The traditional fixed-income thesis is fast collapsing under its own weight because while a ten-year treasury currently yielding 4.13% sounds respectable, once inflation enters the chat, the real returns dwindle to barely 2%. This, by any metric, is hardly enough to offset erosion in purchasing power, let alone compensate for holding long-duration assets in a fiscally stressed environment.
And, while corporate bonds do offer marginally better incentives (4.75% for investment-grade credit, 7.2% for high-yield), with inflation and institutional investors in the mix, the mathematics of it all becomes grim once again.
Amidst this environment, an unexpected emergence has occurred with yield-bearing stablecoins (YBS) maturing from mere curiosities to institutional-grade yield vehicles. For instance, Ethena’s synthetic dollar stablecoin sUSDe currently offers 5-8% APY with no lock-ups and instant redemption.

This infrastructure didn’t exist three years ago, but today it is beginning to attract eight-figure institutional checks as well as interest from a myriad of players seeking yields but on-chain.
A structural inversion is in the offing currently
The transition from bonds to on-chain yield infrastructure represents more than just a cyclical market rotation, offering a glimpse into how institutions now perceive yield and liquidity. This is because, for decades, bonds were considered illiquid, opaque, but still somewhat dependable, and institutions held them because they had to, not because they wanted to.
Within this broader context, what assets like sUSDe actually offer compared to bonds is stark. Unlike a treasury earning 4.13%, with inflation corroding two-thirds of its returns, sUSDe’s yield comes from delta-neutral short positions in Bitcoin and Ethereum, funded by clearing house fees.
Not only that, the mechanisms underlying these synthetic stablecoins are transparent, such that every week, on-chain data makes their yield machinery fully visible with clear accounts being provided for collateral, derivatives positions, funding rates, etc.
For institutions accustomed to quarterly GP reports buried in legalese, this level of transparency alone is jarring.
That said, a certain level of skepticism still exists primarily due to the fact that institutions still are unclear as to how their capital can be deployed at scale and that too on-chain (all while managing aspects such as rebalancing, hedge durations, etc, without enormous slippage?)
This is where emerging offerings like Terminal Finance have entered the fray and addressed a critical gap, i.e. rather than treating yield-bearing stablecoins (YBS) as generic crypto tokens, they capture accumulated yields systematically, redistributing them to liquidity providers proportional to their share.

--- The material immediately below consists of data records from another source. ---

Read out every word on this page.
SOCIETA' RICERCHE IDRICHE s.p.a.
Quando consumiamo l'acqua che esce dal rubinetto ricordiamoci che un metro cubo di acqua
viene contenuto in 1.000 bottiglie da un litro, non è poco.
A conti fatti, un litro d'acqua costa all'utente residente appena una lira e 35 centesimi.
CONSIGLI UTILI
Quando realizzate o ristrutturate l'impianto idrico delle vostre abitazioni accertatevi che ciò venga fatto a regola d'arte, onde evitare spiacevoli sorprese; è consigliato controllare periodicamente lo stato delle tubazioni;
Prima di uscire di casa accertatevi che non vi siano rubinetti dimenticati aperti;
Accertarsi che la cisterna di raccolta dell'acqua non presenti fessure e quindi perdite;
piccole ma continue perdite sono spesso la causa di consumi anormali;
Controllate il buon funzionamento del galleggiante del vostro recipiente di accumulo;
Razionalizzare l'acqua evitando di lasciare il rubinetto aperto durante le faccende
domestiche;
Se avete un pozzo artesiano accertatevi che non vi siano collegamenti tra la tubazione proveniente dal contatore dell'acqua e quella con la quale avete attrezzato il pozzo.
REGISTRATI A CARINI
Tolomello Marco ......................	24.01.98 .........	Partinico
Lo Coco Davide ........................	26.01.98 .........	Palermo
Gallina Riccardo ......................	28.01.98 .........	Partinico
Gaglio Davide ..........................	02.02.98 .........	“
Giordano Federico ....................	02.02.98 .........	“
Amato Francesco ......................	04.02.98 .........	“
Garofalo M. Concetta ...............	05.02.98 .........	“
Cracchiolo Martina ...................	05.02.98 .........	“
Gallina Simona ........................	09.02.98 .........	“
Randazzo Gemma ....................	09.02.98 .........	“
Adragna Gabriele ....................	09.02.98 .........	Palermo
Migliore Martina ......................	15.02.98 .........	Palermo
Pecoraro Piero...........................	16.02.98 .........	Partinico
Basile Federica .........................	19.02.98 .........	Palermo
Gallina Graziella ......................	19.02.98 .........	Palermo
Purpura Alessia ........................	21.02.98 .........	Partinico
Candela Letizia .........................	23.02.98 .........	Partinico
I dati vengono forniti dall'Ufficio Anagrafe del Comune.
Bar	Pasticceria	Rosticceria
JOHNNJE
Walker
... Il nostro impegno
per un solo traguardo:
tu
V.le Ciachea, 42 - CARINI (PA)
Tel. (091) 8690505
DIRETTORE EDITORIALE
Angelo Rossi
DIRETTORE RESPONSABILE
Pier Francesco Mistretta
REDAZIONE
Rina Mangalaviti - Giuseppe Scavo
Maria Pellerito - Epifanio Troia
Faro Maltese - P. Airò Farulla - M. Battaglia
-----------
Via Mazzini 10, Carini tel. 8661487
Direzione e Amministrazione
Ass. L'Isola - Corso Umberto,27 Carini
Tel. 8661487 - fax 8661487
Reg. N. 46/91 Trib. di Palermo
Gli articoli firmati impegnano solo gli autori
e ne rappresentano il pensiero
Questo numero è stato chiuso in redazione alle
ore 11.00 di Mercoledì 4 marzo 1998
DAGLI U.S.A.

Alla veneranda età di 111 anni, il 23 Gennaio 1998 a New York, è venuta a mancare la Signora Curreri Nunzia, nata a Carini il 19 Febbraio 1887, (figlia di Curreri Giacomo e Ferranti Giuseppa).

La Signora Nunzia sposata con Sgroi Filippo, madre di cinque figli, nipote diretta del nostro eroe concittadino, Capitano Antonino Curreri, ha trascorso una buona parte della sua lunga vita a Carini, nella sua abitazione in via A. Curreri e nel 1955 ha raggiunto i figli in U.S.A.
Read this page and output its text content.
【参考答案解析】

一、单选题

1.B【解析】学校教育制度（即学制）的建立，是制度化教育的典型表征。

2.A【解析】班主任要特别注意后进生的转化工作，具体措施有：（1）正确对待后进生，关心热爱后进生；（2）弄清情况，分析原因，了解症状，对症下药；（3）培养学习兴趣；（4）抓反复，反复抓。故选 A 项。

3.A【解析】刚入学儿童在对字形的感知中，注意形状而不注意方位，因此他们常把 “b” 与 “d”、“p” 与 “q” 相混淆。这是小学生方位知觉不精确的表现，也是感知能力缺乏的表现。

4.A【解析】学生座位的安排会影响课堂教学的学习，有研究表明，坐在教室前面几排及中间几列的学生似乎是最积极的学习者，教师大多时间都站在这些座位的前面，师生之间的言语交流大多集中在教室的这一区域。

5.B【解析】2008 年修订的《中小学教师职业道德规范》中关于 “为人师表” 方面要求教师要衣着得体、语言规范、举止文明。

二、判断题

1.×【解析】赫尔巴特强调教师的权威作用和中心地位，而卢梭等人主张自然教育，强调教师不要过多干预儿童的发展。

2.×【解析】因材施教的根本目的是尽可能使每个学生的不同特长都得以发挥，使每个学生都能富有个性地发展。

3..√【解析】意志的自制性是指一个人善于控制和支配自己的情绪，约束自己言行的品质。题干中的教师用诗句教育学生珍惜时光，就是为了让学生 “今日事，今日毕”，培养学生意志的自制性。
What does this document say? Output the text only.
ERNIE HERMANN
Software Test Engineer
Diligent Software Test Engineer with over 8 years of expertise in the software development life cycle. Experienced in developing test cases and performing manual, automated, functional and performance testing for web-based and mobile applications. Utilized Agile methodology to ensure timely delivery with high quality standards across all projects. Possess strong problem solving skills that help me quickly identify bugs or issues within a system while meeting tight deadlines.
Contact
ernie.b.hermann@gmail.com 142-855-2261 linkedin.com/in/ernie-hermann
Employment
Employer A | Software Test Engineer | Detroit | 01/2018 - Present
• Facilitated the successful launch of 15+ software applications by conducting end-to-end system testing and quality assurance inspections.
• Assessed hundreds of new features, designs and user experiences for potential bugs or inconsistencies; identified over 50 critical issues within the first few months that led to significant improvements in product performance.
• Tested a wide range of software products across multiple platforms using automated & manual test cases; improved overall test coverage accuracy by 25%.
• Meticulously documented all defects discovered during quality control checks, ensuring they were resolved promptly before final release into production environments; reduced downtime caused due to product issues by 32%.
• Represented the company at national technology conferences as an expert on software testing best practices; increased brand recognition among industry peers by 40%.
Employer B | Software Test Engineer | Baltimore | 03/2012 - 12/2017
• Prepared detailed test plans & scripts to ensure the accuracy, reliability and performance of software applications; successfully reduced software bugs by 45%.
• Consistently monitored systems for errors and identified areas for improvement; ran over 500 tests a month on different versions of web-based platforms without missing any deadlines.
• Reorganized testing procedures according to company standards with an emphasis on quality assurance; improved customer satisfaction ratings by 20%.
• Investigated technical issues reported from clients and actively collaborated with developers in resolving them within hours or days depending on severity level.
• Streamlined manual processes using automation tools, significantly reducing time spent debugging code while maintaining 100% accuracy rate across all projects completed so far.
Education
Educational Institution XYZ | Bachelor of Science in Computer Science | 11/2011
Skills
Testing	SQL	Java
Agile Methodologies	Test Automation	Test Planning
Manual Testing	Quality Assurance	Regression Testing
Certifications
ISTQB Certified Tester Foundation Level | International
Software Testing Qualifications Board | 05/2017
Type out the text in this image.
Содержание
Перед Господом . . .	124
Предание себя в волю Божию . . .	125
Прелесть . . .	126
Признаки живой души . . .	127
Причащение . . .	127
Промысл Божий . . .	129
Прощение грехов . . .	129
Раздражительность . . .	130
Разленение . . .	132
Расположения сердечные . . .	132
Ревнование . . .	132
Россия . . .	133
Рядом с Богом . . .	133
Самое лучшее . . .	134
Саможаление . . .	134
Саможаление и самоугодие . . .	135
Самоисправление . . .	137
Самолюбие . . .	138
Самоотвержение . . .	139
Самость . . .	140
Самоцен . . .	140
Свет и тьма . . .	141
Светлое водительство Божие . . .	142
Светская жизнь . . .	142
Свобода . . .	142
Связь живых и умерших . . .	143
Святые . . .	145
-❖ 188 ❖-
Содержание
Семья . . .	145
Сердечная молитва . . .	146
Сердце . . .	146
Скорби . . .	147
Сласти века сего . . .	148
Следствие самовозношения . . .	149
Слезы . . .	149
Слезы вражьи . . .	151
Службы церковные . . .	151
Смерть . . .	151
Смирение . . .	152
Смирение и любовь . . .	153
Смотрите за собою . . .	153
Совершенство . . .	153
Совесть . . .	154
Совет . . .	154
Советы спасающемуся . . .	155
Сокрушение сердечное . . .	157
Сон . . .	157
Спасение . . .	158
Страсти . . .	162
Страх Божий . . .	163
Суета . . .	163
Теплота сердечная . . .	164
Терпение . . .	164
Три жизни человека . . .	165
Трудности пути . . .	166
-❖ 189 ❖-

In simple terms, instead of yield becoming a price discrepancy for arbitrage, it becomes pool revenue with the practical result being that institutions providing liquidity to sUSDe pools on Terminal can receive three income streams simultaneously via a native sUSDe yield (5-8% APY), trading fees from volume, and protocol incentives (via Root Points).
The evidence is there for everyone to see as Terminal recently accumulated $280 million in pre-deposit commitments within just sixty days, something that is uncommon for most DEXs, as they tend to struggle to maintain their TVLs almost immediately post their debut (despite offering aggressive incentives).
In addition to all of this, Terminal also offers a permissioned exchange layer, which is distinctly separate from its aforementioned permissionless spot DEX, attracting traditional asset managers interested in tokenized real-world assets (RWAs). For example, BlackRock’s BUIDL token, which represents shares in Treasury bill funds, trades on Terminal’s permissioned venue.
Analyzing the broader reallocation cycle and what lies ahead
The shift from bonds to on-chain yield infrastructure is no longer speculative, as structural drivers and even major studies have suggested that inflation will continue to hover between 2.5% – 3.5% for the foreseeable future (with even bonds never approaching the returns they offered back in the 1990s and 2000s).
Within this environment, yield-bearing stablecoins and their supporting infrastructures represent a real alternative avenue, one that is accessible, transparent, liquid, and efficient. Interesting times ahead!